Quelques jours plus tard, alors qu’ils marchaient dans le jardin, une brise légère souleva les branches. Un petit pétale se posa dans les cheveux d’Éléonore.
Gabriel tendit la main avec hésitation et retira délicatement le pétale. Il recula aussitôt.
— Pardonnez-moi… Je n’aurais pas dû vous toucher…
Mais Éléonore prit sa main entre les siennes.
— Ne demande pas pardon, répondit-elle doucement. De toute ma vie, personne ne m’a jamais approchée avec autant de délicatesse.
Leurs yeux se rencontrèrent.
Il n’y avait plus de peur dans ce regard.
Plus d’humiliation.
Plus de honte.
Il n’y avait que deux êtres qui, pour la première fois, se voyaient vraiment.
Le lendemain, Éléonore apporta des fruits frais au jardin.
Ils s’assirent côte à côte, partagèrent le pain et les fruits, parlèrent longtemps, rirent, puis goûtèrent même le bonheur de se taire ensemble. On aurait dit que deux âmes perdues depuis des années venaient enfin de se retrouver.
Mais, depuis une fenêtre des étages supérieurs, une jeune servante les observait attentivement.
Ce qu’elle vit suffisait à lui faire comprendre la vérité.
La fille du roi était tombée amoureuse de l’homme qu’on lui avait donné comme châtiment.
La nouvelle atteignit bientôt Armand.
Le roi devint fou de rage.
— Cela suffit ! rugit-il d’une voix qui fit trembler les murs. Séparez-les immédiatement ! Enfermez ma fille dans sa chambre ! Fermez le jardin ! Et que cet esclave disparaisse de ma vue !

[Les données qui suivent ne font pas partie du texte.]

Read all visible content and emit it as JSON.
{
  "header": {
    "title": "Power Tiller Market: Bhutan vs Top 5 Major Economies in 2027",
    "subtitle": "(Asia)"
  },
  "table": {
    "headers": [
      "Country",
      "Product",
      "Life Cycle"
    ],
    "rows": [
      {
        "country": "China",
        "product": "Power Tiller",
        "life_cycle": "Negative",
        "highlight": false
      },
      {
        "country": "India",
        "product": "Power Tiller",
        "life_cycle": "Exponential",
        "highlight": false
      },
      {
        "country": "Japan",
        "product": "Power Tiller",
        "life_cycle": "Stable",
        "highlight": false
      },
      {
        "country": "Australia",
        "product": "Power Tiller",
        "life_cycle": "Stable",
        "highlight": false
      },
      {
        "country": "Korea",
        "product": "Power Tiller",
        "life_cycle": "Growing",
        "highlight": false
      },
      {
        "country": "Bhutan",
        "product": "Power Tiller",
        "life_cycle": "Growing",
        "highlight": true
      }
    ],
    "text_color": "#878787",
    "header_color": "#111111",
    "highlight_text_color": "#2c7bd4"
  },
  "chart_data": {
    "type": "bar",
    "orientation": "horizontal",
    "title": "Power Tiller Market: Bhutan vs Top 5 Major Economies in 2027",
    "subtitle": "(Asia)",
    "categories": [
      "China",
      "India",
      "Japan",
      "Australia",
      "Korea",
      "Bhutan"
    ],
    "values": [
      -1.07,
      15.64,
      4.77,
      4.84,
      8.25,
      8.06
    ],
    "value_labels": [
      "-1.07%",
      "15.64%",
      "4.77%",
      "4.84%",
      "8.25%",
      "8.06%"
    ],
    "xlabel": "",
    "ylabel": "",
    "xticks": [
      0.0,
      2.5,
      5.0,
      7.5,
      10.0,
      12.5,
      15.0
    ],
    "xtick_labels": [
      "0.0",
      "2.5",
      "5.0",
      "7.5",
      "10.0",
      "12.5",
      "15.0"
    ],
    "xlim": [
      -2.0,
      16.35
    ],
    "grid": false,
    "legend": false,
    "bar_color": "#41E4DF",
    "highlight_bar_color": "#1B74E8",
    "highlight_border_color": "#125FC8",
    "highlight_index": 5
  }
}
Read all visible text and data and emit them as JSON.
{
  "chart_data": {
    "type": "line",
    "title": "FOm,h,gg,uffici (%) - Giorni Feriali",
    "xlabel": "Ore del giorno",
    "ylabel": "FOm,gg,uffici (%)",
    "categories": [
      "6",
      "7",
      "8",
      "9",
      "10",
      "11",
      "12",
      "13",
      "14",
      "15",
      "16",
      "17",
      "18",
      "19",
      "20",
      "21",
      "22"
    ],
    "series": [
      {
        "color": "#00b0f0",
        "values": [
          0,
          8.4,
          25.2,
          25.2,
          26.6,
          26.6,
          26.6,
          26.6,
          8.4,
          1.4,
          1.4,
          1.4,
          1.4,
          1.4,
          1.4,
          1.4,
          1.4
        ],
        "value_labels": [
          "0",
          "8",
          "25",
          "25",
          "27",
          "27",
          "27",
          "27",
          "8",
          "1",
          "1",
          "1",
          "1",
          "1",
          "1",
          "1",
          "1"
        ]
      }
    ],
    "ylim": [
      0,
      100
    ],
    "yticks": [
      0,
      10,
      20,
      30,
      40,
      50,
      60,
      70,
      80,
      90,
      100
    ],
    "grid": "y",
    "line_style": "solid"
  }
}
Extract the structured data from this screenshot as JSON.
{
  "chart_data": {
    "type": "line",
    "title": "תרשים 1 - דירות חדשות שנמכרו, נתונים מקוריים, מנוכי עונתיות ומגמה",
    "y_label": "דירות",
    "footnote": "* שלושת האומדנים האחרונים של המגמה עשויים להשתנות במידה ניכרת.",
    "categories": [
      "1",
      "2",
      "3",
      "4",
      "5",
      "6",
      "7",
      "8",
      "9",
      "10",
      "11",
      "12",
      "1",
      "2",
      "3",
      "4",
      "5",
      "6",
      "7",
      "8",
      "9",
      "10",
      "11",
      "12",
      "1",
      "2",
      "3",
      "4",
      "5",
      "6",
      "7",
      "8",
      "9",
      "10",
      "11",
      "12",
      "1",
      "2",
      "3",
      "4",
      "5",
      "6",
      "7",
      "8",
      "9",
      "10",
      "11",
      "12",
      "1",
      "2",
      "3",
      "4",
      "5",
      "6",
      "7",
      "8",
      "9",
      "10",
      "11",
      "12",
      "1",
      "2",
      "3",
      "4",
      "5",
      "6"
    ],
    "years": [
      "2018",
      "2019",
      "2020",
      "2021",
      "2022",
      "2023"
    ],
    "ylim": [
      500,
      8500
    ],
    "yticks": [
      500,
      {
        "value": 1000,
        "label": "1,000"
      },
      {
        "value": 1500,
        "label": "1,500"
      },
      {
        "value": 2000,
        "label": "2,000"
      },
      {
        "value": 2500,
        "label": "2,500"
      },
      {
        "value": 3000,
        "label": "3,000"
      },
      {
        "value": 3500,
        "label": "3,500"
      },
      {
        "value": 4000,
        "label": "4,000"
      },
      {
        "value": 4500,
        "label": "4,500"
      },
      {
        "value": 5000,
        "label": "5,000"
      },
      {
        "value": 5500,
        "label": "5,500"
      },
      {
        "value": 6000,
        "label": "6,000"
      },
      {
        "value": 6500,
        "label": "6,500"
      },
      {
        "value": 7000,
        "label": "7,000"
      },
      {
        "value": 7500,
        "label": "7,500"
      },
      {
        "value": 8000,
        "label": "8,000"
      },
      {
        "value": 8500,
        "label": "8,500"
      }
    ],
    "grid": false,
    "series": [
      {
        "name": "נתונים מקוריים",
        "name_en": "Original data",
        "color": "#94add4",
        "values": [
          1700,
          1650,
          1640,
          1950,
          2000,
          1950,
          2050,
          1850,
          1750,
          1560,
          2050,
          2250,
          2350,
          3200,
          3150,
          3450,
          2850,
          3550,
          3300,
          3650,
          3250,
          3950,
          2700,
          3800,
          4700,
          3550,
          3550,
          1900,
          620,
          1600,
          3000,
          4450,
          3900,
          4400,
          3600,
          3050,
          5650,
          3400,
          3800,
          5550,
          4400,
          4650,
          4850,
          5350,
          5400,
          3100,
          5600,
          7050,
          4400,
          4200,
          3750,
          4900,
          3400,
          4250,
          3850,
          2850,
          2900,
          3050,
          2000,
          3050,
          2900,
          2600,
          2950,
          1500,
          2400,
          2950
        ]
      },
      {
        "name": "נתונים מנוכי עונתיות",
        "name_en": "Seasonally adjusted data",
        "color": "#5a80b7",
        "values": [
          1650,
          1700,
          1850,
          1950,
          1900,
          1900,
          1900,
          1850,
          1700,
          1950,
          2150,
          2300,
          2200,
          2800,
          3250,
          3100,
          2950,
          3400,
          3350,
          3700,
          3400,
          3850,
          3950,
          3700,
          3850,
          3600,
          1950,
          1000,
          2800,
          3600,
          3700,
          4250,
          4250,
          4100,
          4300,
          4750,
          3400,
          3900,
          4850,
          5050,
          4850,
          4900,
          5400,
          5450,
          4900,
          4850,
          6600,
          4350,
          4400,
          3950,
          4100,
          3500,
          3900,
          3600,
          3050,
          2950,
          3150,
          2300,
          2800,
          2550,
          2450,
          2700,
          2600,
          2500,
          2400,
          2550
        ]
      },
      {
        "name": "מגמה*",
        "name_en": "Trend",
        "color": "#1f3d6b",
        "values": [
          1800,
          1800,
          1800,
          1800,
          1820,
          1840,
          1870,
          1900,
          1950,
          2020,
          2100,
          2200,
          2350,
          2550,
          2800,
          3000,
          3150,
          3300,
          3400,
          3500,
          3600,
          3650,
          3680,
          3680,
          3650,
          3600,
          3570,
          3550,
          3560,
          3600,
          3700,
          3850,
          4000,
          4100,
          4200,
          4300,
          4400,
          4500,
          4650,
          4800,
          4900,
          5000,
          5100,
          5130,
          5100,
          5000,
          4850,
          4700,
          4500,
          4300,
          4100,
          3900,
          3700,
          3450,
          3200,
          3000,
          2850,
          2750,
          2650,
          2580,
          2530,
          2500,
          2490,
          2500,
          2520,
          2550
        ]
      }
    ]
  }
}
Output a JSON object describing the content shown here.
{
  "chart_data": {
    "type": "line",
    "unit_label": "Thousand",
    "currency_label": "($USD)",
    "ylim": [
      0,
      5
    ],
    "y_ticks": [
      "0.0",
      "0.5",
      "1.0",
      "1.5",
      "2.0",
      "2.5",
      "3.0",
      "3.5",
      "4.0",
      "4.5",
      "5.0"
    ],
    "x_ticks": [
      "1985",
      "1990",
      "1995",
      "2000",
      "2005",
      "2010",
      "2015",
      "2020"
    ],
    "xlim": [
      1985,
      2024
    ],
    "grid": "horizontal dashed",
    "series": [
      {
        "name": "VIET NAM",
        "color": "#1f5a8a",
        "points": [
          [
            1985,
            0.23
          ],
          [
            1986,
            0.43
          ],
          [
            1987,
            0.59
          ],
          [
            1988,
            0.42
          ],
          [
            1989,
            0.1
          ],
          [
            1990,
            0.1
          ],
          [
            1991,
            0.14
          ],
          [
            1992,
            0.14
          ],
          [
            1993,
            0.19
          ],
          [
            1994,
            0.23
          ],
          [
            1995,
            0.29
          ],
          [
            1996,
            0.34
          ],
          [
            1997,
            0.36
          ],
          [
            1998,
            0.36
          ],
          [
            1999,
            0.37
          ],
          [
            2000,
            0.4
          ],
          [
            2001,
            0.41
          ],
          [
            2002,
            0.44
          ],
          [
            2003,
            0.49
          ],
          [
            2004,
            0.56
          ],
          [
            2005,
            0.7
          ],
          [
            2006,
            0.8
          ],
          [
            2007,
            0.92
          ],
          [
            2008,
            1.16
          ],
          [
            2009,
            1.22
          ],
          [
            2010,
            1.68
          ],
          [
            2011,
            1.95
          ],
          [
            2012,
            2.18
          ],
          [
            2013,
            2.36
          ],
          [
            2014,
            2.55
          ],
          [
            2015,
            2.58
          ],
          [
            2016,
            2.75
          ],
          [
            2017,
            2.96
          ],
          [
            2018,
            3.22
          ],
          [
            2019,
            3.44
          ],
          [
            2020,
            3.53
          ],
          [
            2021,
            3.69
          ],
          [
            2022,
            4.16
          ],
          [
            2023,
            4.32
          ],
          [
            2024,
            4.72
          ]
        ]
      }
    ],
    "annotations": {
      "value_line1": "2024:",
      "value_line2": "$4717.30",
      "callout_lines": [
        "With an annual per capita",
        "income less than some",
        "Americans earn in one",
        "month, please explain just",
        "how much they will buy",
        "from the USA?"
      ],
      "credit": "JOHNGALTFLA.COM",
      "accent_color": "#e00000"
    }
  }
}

Ses ordres furent exécutés le jour même.
Éléonore fut enfermée.
Assise devant la fenêtre, elle laissait couler ses larmes sans que personne ne puisse les voir.
Mais une émotion nouvelle accompagnait désormais sa souffrance.
Pour la première fois, elle possédait un amour qui méritait qu’on se batte pour lui.
Gabriel fut de nouveau chargé de lourdes chaînes et jeté dans une cellule si profonde que la lumière du soleil n’y pénétrait jamais.
Le fer froid blessait sa peau.
Pourtant, l’idée d’être séparé d’Éléonore lui était plus douloureuse encore que les chaînes.
Le septième jour, Éléonore écrivit en secret une courte lettre.
« Je pense à toi à chacune de mes respirations. Si tu entends encore ma voix dans ton cœur, alors sache ceci : le mien bat toujours avec le tien. Quoi qu’il arrive, ne perds pas espoir. »
Une jeune servante eut pitié d’elle.
Sans attirer l’attention, elle cacha le billet dans le pain destiné à Gabriel.
Quand il découvrit la lettre et lut les lignes d’Éléonore, tout son corps se mit à trembler.
Des larmes coulèrent sur ses joues.
Mais ce n’étaient pas les larmes du désespoir. C’étaient celles d’un courage qui revenait à la vie.
Cette nuit-là, assis dans l’obscurité de sa cellule, il se demanda pour la première fois s’il existait un moyen de s’enfuir. Dès lors, une seule idée occupa son esprit : retrouver Éléonore.
Pendant ce temps, le roi Armand préparait un plan plus cruel encore. Il voulait mettre un terme définitif à ce qu’il considérait comme un scandale. Il décida de marier sa fille à un duc âgé, mais extrêmement puissant. À ses yeux, cette union sauverait la réputation du royaume et fermerait pour toujours la page honteuse de la vie d’Éléonore.
Quand elle apprit la nouvelle, la jeune femme ne cria pas et ne protesta pas.
Elle se plaça devant le miroir.
Elle contempla longtemps son reflet.
Puis elle murmura presque sans voix :
— Alors, le moment est venu…
Cette nuit-là, un banquet se poursuivait dans les grandes salles du palais. Les nobles levaient leurs coupes d’or, la musique emplissait les galeries, et personne ne soupçonnait la tempête qui approchait.
Éléonore enfila discrètement une tenue de servante. Elle couvrit ses cheveux, traversa les couloirs des cuisines sans être reconnue et gagna les cachots par d’anciens passages souterrains.